Across more than 155,000 histologic periods, the 2-year all-cause mortality rate was 121 per 10,000 person-years following histologic inflammation, compared with 64.8 following histologic remission. The adjusted hazard ratio told the story clearly: a 45% increased mortality risk after histologic inflammation. And this wasn’t confined to ulcerative colitis. The excess extended to Crohn’s disease (aHR 1.42) and IBD-unclassified (aHR 1.56), signaling that the prognostic value of histologic remission transcended disease subtype.
The cause-specific mortality patterns deepened the concern. Histologic inflammation carried elevated risks of death from cardiovascular diseases (aHR 1.48), malignant neoplasms (aHR 1.26), and digestive diseases (aHR 2.29). In patients with UC, deaths from infectious disease were also increased. Even in sensitivity analyses—shortening the presumed duration of histologic inflammation to 6 months or extending the follow-up to 5 years—the signal persisted.
Yet one finding surprised the researchers: even during clinically quiescent periods, histologic inflammation remained associated with increased mortality (aHR 1.42). “Our study is the first to show that, even without proxies for clinical activity, histologic inflammation was associated with a 42% increased risk of death, suggesting the potential value of achieving histologic remission in clinical practice,” Sun said.
He acknowledged certain limitations of the study, including the potential for misclassification of histologic and clinical activity. “Our definition of histology activity was not based on a histologic scoring system such as the Nancy Histological Index and lacked information on inflammation severity or its cumulative impact over time,” Sun explained. “Moreover, we lacked data on indications for histologic assessment (e.g., determining disease severity or estimating the efficacy of treatment), endoscopic quality, macroscopic appearance, and inflammatory markers for define disease activity.”
Sun added that, because data on the dose and frequency of targeted therapies were unavailable, their measure of clinical activity relied solely on health administrative records and was driven largely by corticosteroid use. As a result, their analysis may have predominantly captured patients with moderate-to-severe disease activity.

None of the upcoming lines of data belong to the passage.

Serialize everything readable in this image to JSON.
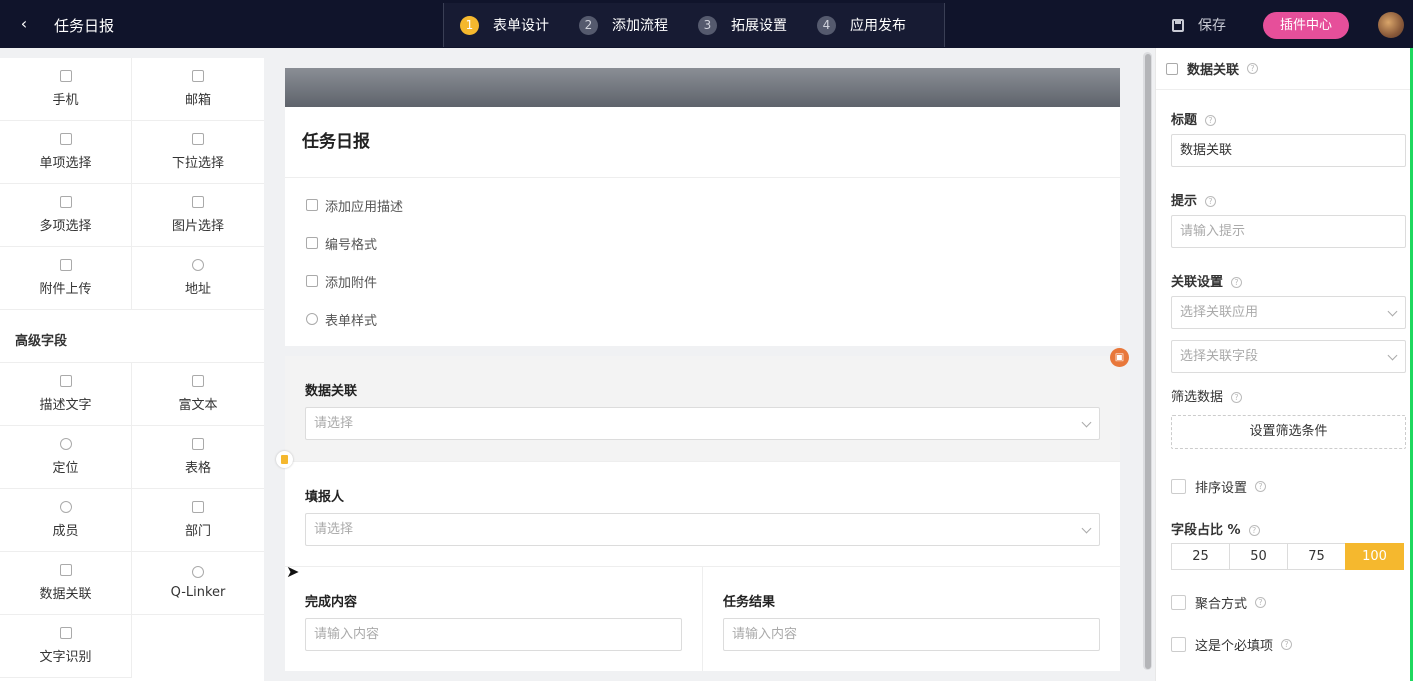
{
  "topbar": {
    "back_icon": "‹",
    "title": "任务日报",
    "steps": [
      {
        "num": "1",
        "label": "表单设计"
      },
      {
        "num": "2",
        "label": "添加流程"
      },
      {
        "num": "3",
        "label": "拓展设置"
      },
      {
        "num": "4",
        "label": "应用发布"
      }
    ],
    "save_label": "保存",
    "plugin_label": "插件中心"
  },
  "left_panel": {
    "basic_fields": [
      "手机",
      "邮箱",
      "单项选择",
      "下拉选择",
      "多项选择",
      "图片选择",
      "附件上传",
      "地址"
    ],
    "advanced_title": "高级字段",
    "advanced_fields": [
      "描述文字",
      "富文本",
      "定位",
      "表格",
      "成员",
      "部门",
      "数据关联",
      "Q-Linker",
      "文字识别"
    ]
  },
  "form": {
    "title": "任务日报",
    "options": [
      "添加应用描述",
      "编号格式",
      "添加附件",
      "表单样式"
    ],
    "fields": [
      {
        "label": "数据关联",
        "placeholder": "请选择"
      },
      {
        "label": "填报人",
        "placeholder": "请选择"
      },
      {
        "label": "完成内容",
        "placeholder": "请输入内容"
      },
      {
        "label": "任务结果",
        "placeholder": "请输入内容"
      }
    ]
  },
  "right_panel": {
    "head_title": "数据关联",
    "title_label": "标题",
    "title_value": "数据关联",
    "hint_label": "提示",
    "hint_placeholder": "请输入提示",
    "link_label": "关联设置",
    "link_app_placeholder": "选择关联应用",
    "link_field_placeholder": "选择关联字段",
    "filter_label": "筛选数据",
    "filter_button": "设置筛选条件",
    "sort_label": "排序设置",
    "ratio_label": "字段占比 %",
    "ratio_options": [
      "25",
      "50",
      "75",
      "100"
    ],
    "aggregate_label": "聚合方式",
    "required_label": "这是个必填项"
  },
  "colors": {
    "topbar_bg": "#10142b",
    "accent_yellow": "#f5b82e",
    "plugin_pink": "#e64f9a",
    "delete_orange": "#e8773a"
  }
}
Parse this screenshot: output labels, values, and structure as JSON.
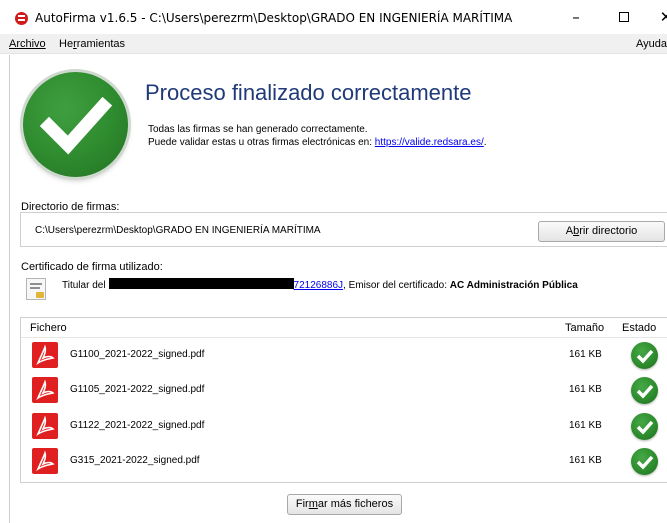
{
  "window": {
    "title": "AutoFirma v1.6.5 - C:\\Users\\perezrm\\Desktop\\GRADO EN INGENIERÍA MARÍTIMA",
    "minimize": "–",
    "close": "✕"
  },
  "menu": {
    "archivo": "Archivo",
    "herramientas_pre": "He",
    "herramientas_u": "r",
    "herramientas_post": "ramientas",
    "ayuda": "Ayuda"
  },
  "result": {
    "heading": "Proceso finalizado correctamente",
    "line1": "Todas las firmas se han generado correctamente.",
    "line2_prefix": "Puede validar estas u otras firmas electrónicas en: ",
    "validate_link": "https://valide.redsara.es/",
    "line2_suffix": "."
  },
  "directory": {
    "label": "Directorio de firmas:",
    "path": "C:\\Users\\perezrm\\Desktop\\GRADO EN INGENIERÍA MARÍTIMA",
    "open_pre": "A",
    "open_u": "b",
    "open_post": "rir directorio"
  },
  "certificate": {
    "label": "Certificado de firma utilizado:",
    "holder_prefix": "Titular del",
    "holder_id": "72126886J",
    "issuer_label": ", Emisor del certificado: ",
    "issuer": "AC Administración Pública"
  },
  "files": {
    "col_file": "Fichero",
    "col_size": "Tamaño",
    "col_state": "Estado",
    "rows": [
      {
        "name": "G1100_2021-2022_signed.pdf",
        "size": "161 KB"
      },
      {
        "name": "G1105_2021-2022_signed.pdf",
        "size": "161 KB"
      },
      {
        "name": "G1122_2021-2022_signed.pdf",
        "size": "161 KB"
      },
      {
        "name": "G315_2021-2022_signed.pdf",
        "size": "161 KB"
      }
    ]
  },
  "actions": {
    "more_pre": "Fir",
    "more_u": "m",
    "more_post": "ar más ficheros"
  },
  "colors": {
    "heading": "#1f3a78",
    "success_green": "#2e8a2e",
    "pdf_red": "#e02020",
    "link": "#0000ee"
  }
}
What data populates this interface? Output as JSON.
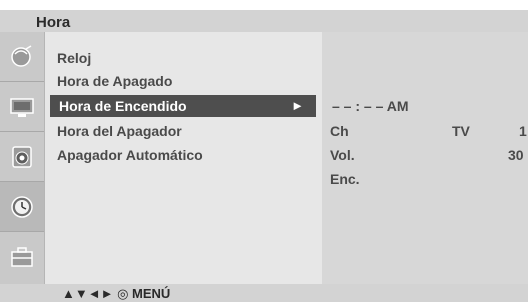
{
  "header": {
    "title": "Hora"
  },
  "sidebar": {
    "icons": [
      {
        "name": "satellite-dish-icon",
        "active": false
      },
      {
        "name": "tv-screen-icon",
        "active": false
      },
      {
        "name": "speaker-icon",
        "active": false
      },
      {
        "name": "clock-icon",
        "active": true
      },
      {
        "name": "toolbox-icon",
        "active": false
      }
    ]
  },
  "menu": {
    "items": [
      {
        "label": "Reloj"
      },
      {
        "label": "Hora de Apagado"
      },
      {
        "label": "Hora de Encendido",
        "selected": true,
        "arrow": "►"
      },
      {
        "label": "Hora del Apagador"
      },
      {
        "label": "Apagador Automático"
      }
    ]
  },
  "submenu": {
    "time": "– – : – –  AM",
    "rows": [
      {
        "label": "Ch",
        "value": "TV",
        "extra": "1"
      },
      {
        "label": "Vol.",
        "value": "",
        "extra": "30"
      },
      {
        "label": "Enc.",
        "value": "",
        "extra": ""
      }
    ]
  },
  "footer": {
    "nav_hint": "▲▼◄► ◎ MENÚ"
  },
  "colors": {
    "background": "#e7e7e7",
    "title_bar": "#d3d3d3",
    "selected_item": "#4e4e4e",
    "submenu_panel": "#d7d7d7"
  }
}
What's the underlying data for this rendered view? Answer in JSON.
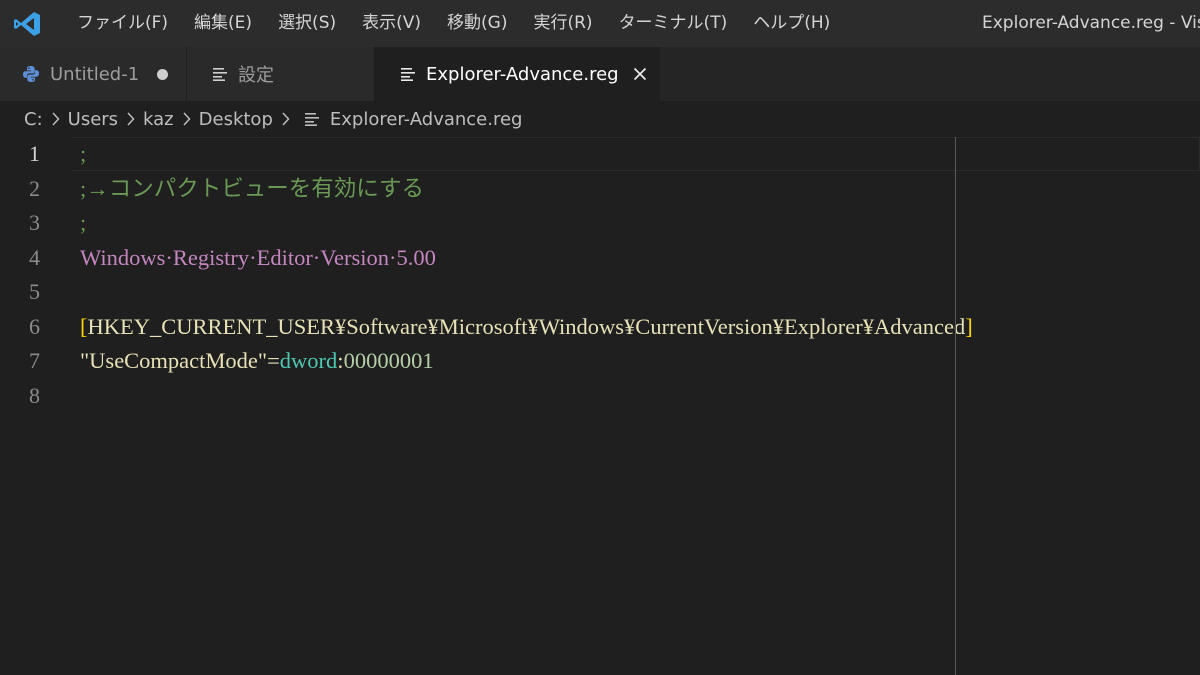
{
  "titlebar": {
    "menu": [
      "ファイル(F)",
      "編集(E)",
      "選択(S)",
      "表示(V)",
      "移動(G)",
      "実行(R)",
      "ターミナル(T)",
      "ヘルプ(H)"
    ],
    "window_title": "Explorer-Advance.reg - Vis"
  },
  "tabs": [
    {
      "label": "Untitled-1",
      "icon": "python-icon",
      "modified": true
    },
    {
      "label": "設定",
      "icon": "settings-file-icon",
      "modified": false
    },
    {
      "label": "Explorer-Advance.reg",
      "icon": "file-lines-icon",
      "active": true
    }
  ],
  "breadcrumb": [
    "C:",
    "Users",
    "kaz",
    "Desktop",
    "Explorer-Advance.reg"
  ],
  "editor": {
    "line_numbers": [
      "1",
      "2",
      "3",
      "4",
      "5",
      "6",
      "7",
      "8"
    ],
    "current_line": 1,
    "lines": {
      "l1": ";",
      "l2": ";→コンパクトビューを有効にする",
      "l3": ";",
      "l4": "Windows·Registry·Editor·Version·5.00",
      "l5": "",
      "l6_open": "[",
      "l6_key": "HKEY_CURRENT_USER¥Software¥Microsoft¥Windows¥CurrentVersion¥Explorer¥Advanced",
      "l6_close": "]",
      "l7_name": "\"UseCompactMode\"",
      "l7_eq": "=",
      "l7_type": "dword",
      "l7_colon": ":",
      "l7_value": "00000001",
      "l8": ""
    }
  },
  "colors": {
    "accent_logo": "#3ba0e6",
    "comment": "#6a9955",
    "header": "#c586c0",
    "bracket": "#ffd700",
    "type": "#4ec9b0"
  }
}
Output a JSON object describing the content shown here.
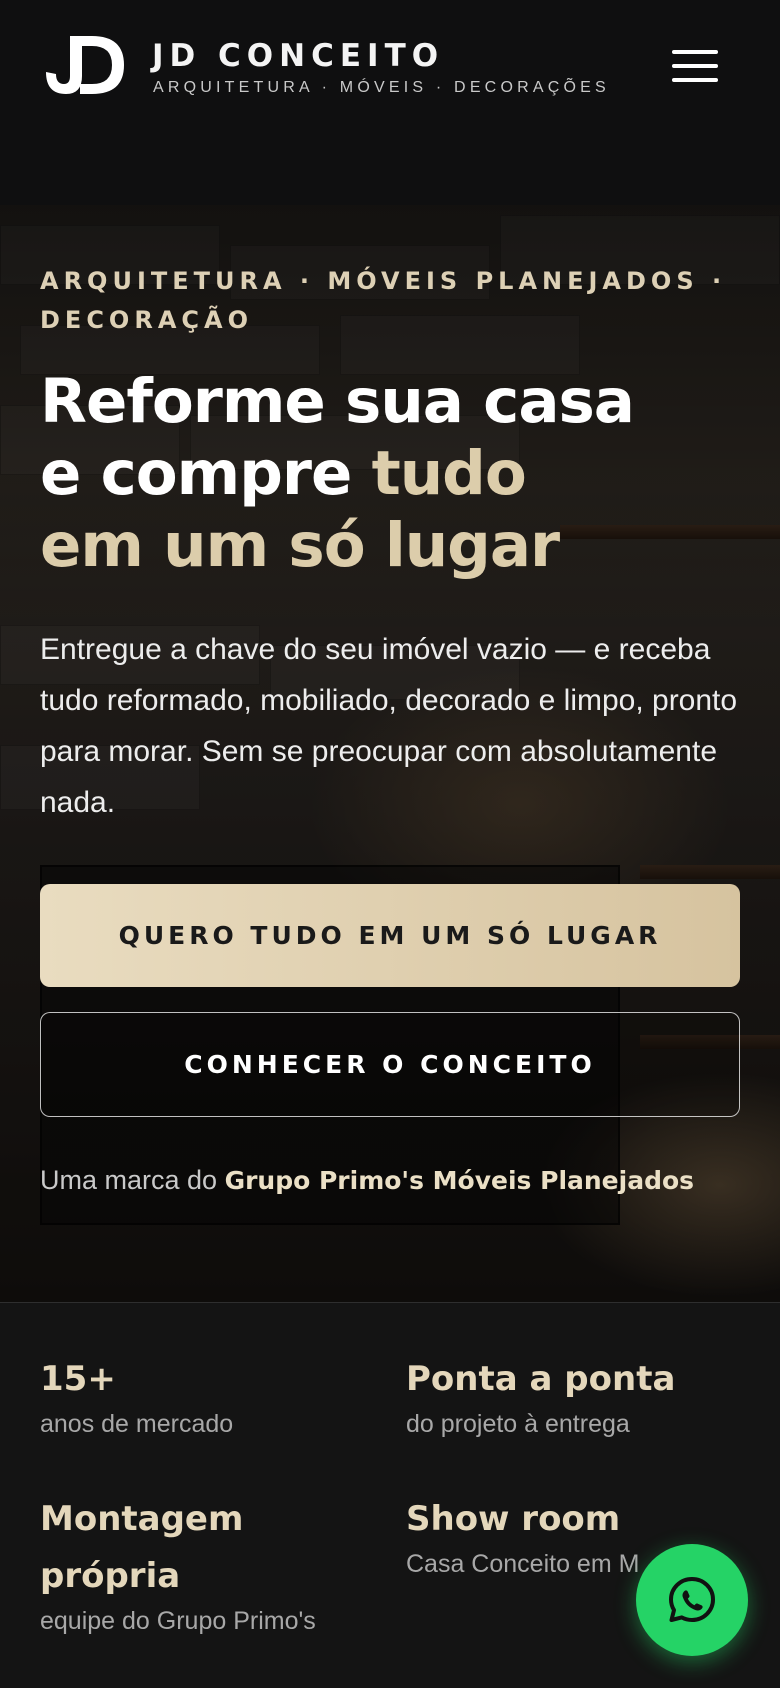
{
  "header": {
    "logo_monogram": "JD",
    "brand_name": "JD CONCEITO",
    "brand_tagline": "ARQUITETURA · MÓVEIS · DECORAÇÕES",
    "menu_icon": "hamburger-menu-icon"
  },
  "hero": {
    "eyebrow": "ARQUITETURA · MÓVEIS PLANEJADOS · DECORAÇÃO",
    "headline_line1": "Reforme sua casa",
    "headline_line2_white": "e compre ",
    "headline_line2_gold": "tudo",
    "headline_line3_gold": "em um só lugar",
    "lead": "Entregue a chave do seu imóvel vazio — e receba tudo reformado, mobiliado, decorado e limpo, pronto para morar. Sem se preocupar com absolutamente nada.",
    "primary_cta": "QUERO TUDO EM UM SÓ LUGAR",
    "secondary_cta": "CONHECER O CONCEITO",
    "byline_prefix": "Uma marca do ",
    "byline_brand": "Grupo Primo's Móveis Planejados"
  },
  "stats": [
    {
      "value": "15+",
      "label": "anos de mercado"
    },
    {
      "value": "Ponta a ponta",
      "label": "do projeto à entrega"
    },
    {
      "value": "Montagem própria",
      "label": "equipe do Grupo Primo's"
    },
    {
      "value": "Show room",
      "label": "Casa Conceito em M"
    }
  ],
  "whatsapp": {
    "icon": "whatsapp-icon"
  },
  "colors": {
    "accent_gold": "#dccdab",
    "button_gold": "#e3d5b7",
    "whatsapp_green": "#25d366",
    "background": "#121212"
  }
}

“Furthermore, we must acknowledge that our definition for clinically quiescent IBD may still include patients with clinical or endoscopic activity (e.g., using 5-aminosalicylic acid therapy),” he said. “More studies are warranted to validate our definitions of histologic and clinical activities and our findings.”
The study was supported by the Swedish Society for Medical Research, the European Crohn's and Colitis Organization, the Swedish Society of Medicine, the Ruth and Richard Julin Foundation, and the Karolinska Institute. Sun reported having no disclosures.